既然这样还能说什么。难道直接对福生说:没有我的保护你就不能活?
牛犇没有资格说那种话,也没有权利。
心内混乱,病床上福生渐渐支持不住,勉强用摇头的方式招呼道:“别再费心了,我已经答应那个声音,而他会通知给寡妇知道,刚才不告诉你是因为......算了算了,要是不急着去办事,就给我说说这些年的事情......我知道,我知道,但我只知道大概,总比不了你亲口说出来。
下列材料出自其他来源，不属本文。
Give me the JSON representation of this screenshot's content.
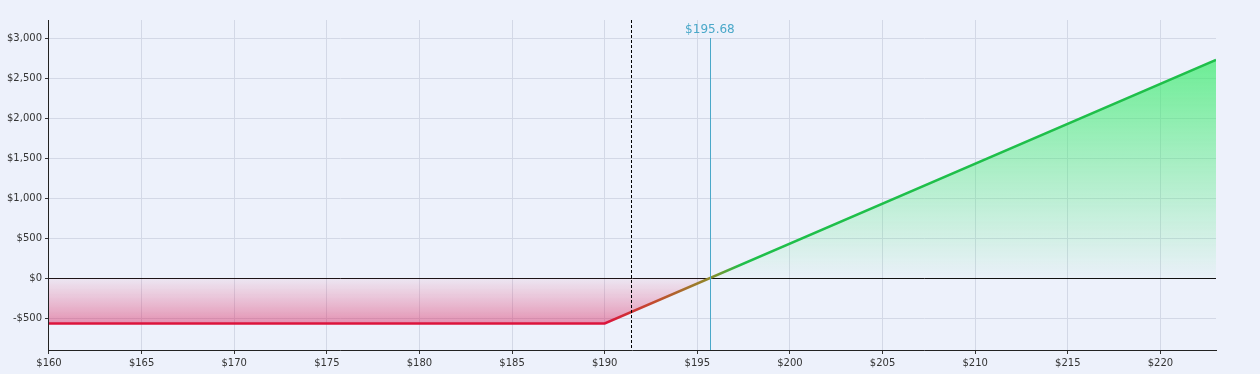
{
  "chart_data": {
    "type": "line",
    "x": [
      160,
      190,
      223
    ],
    "values": [
      -568,
      -568,
      2732
    ],
    "color": "#1fbf4a",
    "xlim": [
      160,
      223
    ],
    "ylim": [
      -900,
      3230
    ],
    "xticks": [
      {
        "value": 160,
        "label": "$160"
      },
      {
        "value": 165,
        "label": "$165"
      },
      {
        "value": 170,
        "label": "$170"
      },
      {
        "value": 175,
        "label": "$175"
      },
      {
        "value": 180,
        "label": "$180"
      },
      {
        "value": 185,
        "label": "$185"
      },
      {
        "value": 190,
        "label": "$190"
      },
      {
        "value": 195,
        "label": "$195"
      },
      {
        "value": 200,
        "label": "$200"
      },
      {
        "value": 205,
        "label": "$205"
      },
      {
        "value": 210,
        "label": "$210"
      },
      {
        "value": 215,
        "label": "$215"
      },
      {
        "value": 220,
        "label": "$220"
      }
    ],
    "yticks": [
      {
        "value": -500,
        "label": "-$500"
      },
      {
        "value": 0,
        "label": "$0"
      },
      {
        "value": 500,
        "label": "$500"
      },
      {
        "value": 1000,
        "label": "$1,000"
      },
      {
        "value": 1500,
        "label": "$1,500"
      },
      {
        "value": 2000,
        "label": "$2,000"
      },
      {
        "value": 2500,
        "label": "$2,500"
      },
      {
        "value": 3000,
        "label": "$3,000"
      }
    ],
    "grid": true,
    "annotations": [
      {
        "x": 191.42,
        "line_style": "dashed",
        "color": "#000000"
      },
      {
        "x": 195.68,
        "label": "$195.68",
        "line_style": "solid",
        "color": "#4aa8c9"
      }
    ]
  }
}
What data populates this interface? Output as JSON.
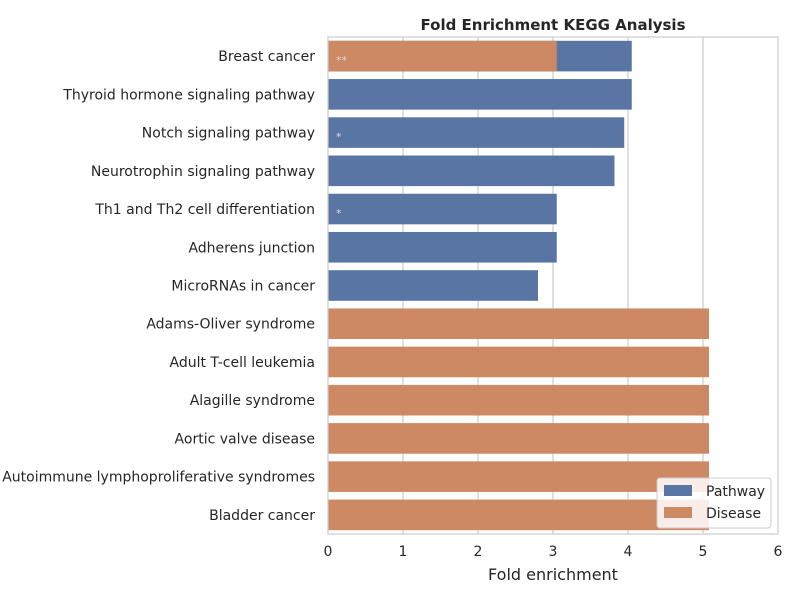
{
  "chart_data": {
    "type": "bar",
    "orientation": "horizontal",
    "title": "Fold Enrichment KEGG Analysis",
    "xlabel": "Fold enrichment",
    "ylabel": "",
    "xlim": [
      0,
      6
    ],
    "xticks": [
      "0",
      "1",
      "2",
      "3",
      "4",
      "5",
      "6"
    ],
    "grid": true,
    "legend_position": "lower right",
    "categories": [
      "Breast cancer",
      "Thyroid hormone signaling pathway",
      "Notch signaling pathway",
      "Neurotrophin signaling pathway",
      "Th1 and Th2 cell differentiation",
      "Adherens junction",
      "MicroRNAs in cancer",
      "Adams-Oliver syndrome",
      "Adult T-cell leukemia",
      "Alagille syndrome",
      "Aortic valve disease",
      "Autoimmune lymphoproliferative syndromes",
      "Bladder cancer"
    ],
    "series": [
      {
        "name": "Pathway",
        "color": "#5875a4",
        "values": [
          4.05,
          4.05,
          3.95,
          3.82,
          3.05,
          3.05,
          2.8,
          null,
          null,
          null,
          null,
          null,
          null
        ]
      },
      {
        "name": "Disease",
        "color": "#cc8963",
        "values": [
          3.05,
          null,
          null,
          null,
          null,
          null,
          null,
          5.08,
          5.08,
          5.08,
          5.08,
          5.08,
          5.08
        ]
      }
    ],
    "annotations": [
      {
        "category": "Breast cancer",
        "text": "**"
      },
      {
        "category": "Notch signaling pathway",
        "text": "*"
      },
      {
        "category": "Th1 and Th2 cell differentiation",
        "text": "*"
      }
    ]
  }
}
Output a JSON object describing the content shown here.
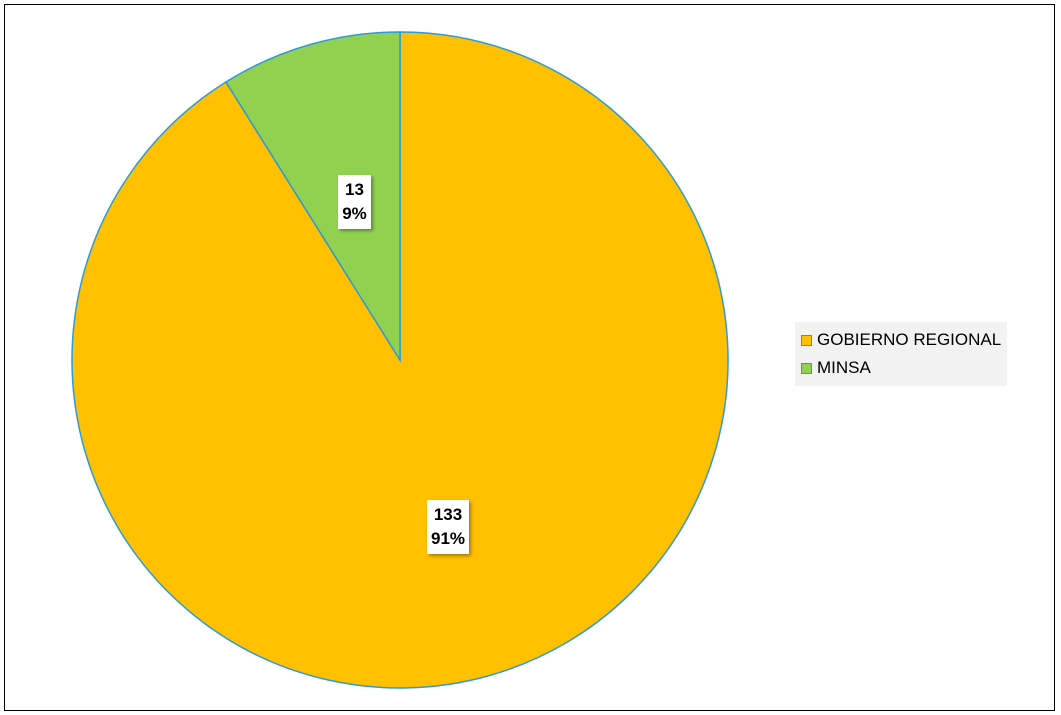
{
  "chart_data": {
    "type": "pie",
    "slices": [
      {
        "label": "GOBIERNO REGIONAL",
        "value": 133,
        "percent": "91%",
        "color": "#FFC000"
      },
      {
        "label": "MINSA",
        "value": 13,
        "percent": "9%",
        "color": "#92D050"
      }
    ],
    "slice_border_color": "#2E9BD6",
    "legend_position": "right",
    "start_angle": "top, clockwise; MINSA slice ends at top"
  }
}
”
疲惫与困倦如潮水般猛扑,福生的声音渐渐低沉,强睁着的眼皮合到一起。
“别忘了,你再怎么厉害,也要叫我哥的啊......”
仿佛被什么东西击中了一样,牛犇热泪盈眶。
“嗯......”
陈旧的病房有断续的讲述声音,持续的时间不知多久,隔壁房间,栾平滔滔不绝讲述着未来的规划,谈到学校、银行、移民、护航等内容的时候,情绪不知不觉变得激动,小托马斯偶尔插嘴,所讲不过是外界常见的事物,然而要在这个地方实现,顿时都变成无比艰难的伟业。
起初,毒寡妇显得心不在焉,甚至有几次想要离开,然而随着讲解深入,她从中发现一些感兴趣的东西,精力渐渐投入其中。
医院周围,到处是凄厉的警报,军队渐渐收复失地,将昨夜闹事的人驱赶向远处,或者抓起来。
这是繁忙的一天,城东一幢高大建筑内,巨人对着远方眺望,一边摆弄着自己的长刀。
“谈这么久,看样子有谱。”
南方三百里,三百台机甲浴血冲锋,被认为不可能攻破的孤山摇摇欲坠。
塞纳河边,漫上河堤的水流冲刷着大地,形成近百里宽的泛区才又慢慢回归河流,成功渡河的联邦军队几乎浸泡在水里,前方更是一片无法通行的泥泞。无奈之下,军队不得不堆满
本章未完,请点击下一页继续阅读!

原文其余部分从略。